The data is available to all who wish to purchase it, which means your competitors are working with the same data. It also lacks the transparency and richness that other types of data offer, like first or second-party data. Third party-data is a staple of any data-driven marketer’s toolkit, but it comes in last place for a reason.
Now the question: What is second-party data?
Most simply, second-party data is “info from trusted partners,” says eMarketer. You may not have the direct relationship with the partner’s customers, as in the case of first-party data, but you’re still able to access it through a mutually beneficial relationship with another organization. The data is valuable because competitors most likely won’t have access to it and it helps form a larger, more complete view of the customer.
Forrester explains second-party data sharing as “…when a retailer, brand, publisher, or marketer gains transparent access to the website audience data of another retailer, brand, publisher, or marketer for marketing purposes – to their mutual benefit.” For example, if Apple wanted to advertise to Nike’s consumers who expressed interest in buying the iPhone 7, Nike could theoretically share its customer data with Apple, in return for Apple’s data.

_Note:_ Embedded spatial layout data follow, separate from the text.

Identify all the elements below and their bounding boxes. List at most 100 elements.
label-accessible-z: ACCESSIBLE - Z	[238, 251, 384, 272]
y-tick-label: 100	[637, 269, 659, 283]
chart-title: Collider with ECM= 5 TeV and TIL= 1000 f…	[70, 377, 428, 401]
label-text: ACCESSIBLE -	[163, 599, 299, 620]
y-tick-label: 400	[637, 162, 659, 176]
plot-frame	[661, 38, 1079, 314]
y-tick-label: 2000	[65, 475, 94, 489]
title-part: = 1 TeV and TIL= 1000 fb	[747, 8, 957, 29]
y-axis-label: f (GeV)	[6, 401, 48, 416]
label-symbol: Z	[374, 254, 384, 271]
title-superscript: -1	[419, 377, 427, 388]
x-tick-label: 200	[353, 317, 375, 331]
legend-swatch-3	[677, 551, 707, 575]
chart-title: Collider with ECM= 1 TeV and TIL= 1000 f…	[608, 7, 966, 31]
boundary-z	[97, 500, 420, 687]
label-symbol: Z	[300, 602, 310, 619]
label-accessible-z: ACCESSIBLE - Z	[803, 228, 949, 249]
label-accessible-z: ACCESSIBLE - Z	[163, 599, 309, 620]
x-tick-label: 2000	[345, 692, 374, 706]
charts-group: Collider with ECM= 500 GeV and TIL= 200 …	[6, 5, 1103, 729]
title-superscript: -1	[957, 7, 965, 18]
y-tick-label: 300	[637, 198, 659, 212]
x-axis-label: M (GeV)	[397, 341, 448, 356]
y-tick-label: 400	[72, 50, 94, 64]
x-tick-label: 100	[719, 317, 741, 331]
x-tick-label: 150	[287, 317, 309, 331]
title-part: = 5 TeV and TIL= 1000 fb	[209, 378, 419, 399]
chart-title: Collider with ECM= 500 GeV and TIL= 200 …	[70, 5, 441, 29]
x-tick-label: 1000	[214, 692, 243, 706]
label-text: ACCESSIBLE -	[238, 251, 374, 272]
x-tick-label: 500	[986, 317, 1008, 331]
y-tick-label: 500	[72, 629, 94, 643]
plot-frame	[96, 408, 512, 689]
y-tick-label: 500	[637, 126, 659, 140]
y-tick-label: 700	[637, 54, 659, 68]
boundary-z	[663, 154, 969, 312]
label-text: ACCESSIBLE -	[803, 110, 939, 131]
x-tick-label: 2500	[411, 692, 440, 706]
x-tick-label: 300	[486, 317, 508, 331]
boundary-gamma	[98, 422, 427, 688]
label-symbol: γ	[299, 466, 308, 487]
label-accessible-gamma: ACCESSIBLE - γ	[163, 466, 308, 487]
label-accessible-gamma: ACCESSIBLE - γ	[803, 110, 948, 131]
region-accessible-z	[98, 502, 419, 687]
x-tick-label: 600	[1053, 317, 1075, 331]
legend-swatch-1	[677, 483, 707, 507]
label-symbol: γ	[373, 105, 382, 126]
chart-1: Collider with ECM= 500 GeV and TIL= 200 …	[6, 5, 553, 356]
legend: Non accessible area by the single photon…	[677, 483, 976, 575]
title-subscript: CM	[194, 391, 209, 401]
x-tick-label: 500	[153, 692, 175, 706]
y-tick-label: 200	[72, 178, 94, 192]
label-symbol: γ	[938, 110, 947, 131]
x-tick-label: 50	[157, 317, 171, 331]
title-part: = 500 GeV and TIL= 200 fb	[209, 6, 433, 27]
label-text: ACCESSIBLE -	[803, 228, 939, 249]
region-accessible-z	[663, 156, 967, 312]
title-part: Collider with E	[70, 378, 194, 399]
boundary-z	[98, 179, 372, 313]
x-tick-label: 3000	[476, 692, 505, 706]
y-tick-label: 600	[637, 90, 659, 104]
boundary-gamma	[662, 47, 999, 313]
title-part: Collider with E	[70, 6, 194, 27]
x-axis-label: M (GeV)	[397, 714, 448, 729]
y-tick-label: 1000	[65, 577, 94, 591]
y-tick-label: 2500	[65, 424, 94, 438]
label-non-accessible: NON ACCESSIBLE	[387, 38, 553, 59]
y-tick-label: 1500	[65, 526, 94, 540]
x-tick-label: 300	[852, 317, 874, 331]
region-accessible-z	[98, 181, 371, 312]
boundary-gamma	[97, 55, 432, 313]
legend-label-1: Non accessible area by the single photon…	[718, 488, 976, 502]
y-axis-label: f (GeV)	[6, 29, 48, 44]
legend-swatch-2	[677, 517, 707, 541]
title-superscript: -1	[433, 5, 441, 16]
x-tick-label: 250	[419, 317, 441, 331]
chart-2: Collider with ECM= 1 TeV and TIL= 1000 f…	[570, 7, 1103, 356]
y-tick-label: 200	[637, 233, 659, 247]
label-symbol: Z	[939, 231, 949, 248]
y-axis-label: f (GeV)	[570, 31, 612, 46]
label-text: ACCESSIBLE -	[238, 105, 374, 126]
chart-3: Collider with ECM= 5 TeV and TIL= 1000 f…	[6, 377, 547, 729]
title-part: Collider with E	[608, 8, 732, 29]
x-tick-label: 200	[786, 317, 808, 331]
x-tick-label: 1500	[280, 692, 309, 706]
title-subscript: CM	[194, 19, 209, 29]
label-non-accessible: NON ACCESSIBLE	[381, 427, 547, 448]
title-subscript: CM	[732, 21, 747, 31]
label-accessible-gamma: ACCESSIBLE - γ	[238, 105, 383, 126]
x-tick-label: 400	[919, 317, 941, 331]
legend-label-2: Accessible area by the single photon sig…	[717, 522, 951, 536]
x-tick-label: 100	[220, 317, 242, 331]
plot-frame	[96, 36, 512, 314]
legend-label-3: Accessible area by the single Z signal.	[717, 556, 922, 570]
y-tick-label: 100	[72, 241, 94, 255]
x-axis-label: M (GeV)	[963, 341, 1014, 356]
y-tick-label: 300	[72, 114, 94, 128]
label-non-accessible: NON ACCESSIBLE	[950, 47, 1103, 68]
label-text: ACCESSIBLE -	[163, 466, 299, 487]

Nike’s data will wholly remain its own data, but Apple will be able to access customer insights that no other competitor is able to see.
Apple would get the benefit of using Nike’s first-party data, but wouldn’t have rights to the data. It would always remain Nike’s.
Why is second-party data important?
Second-party data is important because the phrase “data-driven marketing” is a fluid one, constantly growing and encompassing a new set of techniques, data and applications. The Direct Marketing Association conducted a study in early 2015 which found “43% of US marketing officials said they expected their data-driven marketing (DDM) spending to be higher in Q2 2015 than Q1 2015, and 60.2% of respondents expected DDM revenues to increase during the same period.”
While first-party data will always reign supreme, we’ll need alternative sources, such as second party-data, to supplement marketing and advertising efforts in the future. Second-party data provides additional intent-based insights, which are highly valuable to understand and act upon for marketers. Want to know when someone is increasing their on-site search activity on car aggregators, indicating they are hunting for a car? How about when someone has added a certain brand product to their cart on a marketplace, like Amazon for example, but hasn’t purchased yet? Knowing either of these actions can lead to highly sophisticated, targeted and most likely successful marketing campaigns.
Second-party data hasn’t been widely explored until now because it’s traditionally been difficult to acquire. We’re seeing an increase in its popularity because marketers and advertisers have started to create unique data sharing partnerships. With increased access to second-party data, advertisers and marketers can now supplement campaigns previously limited by third-party data insights.
The key takeaway?
Customer insights are only as valuable as the data they’re culled from. If you’re working off of poor quality data sets, the insights you glean from them won’t be as useful. Marketers can’t solely depend on first and third-party data to provide a whole picture of their customers anymore, meaning they’ll start to rely more on second-party data to provide more color.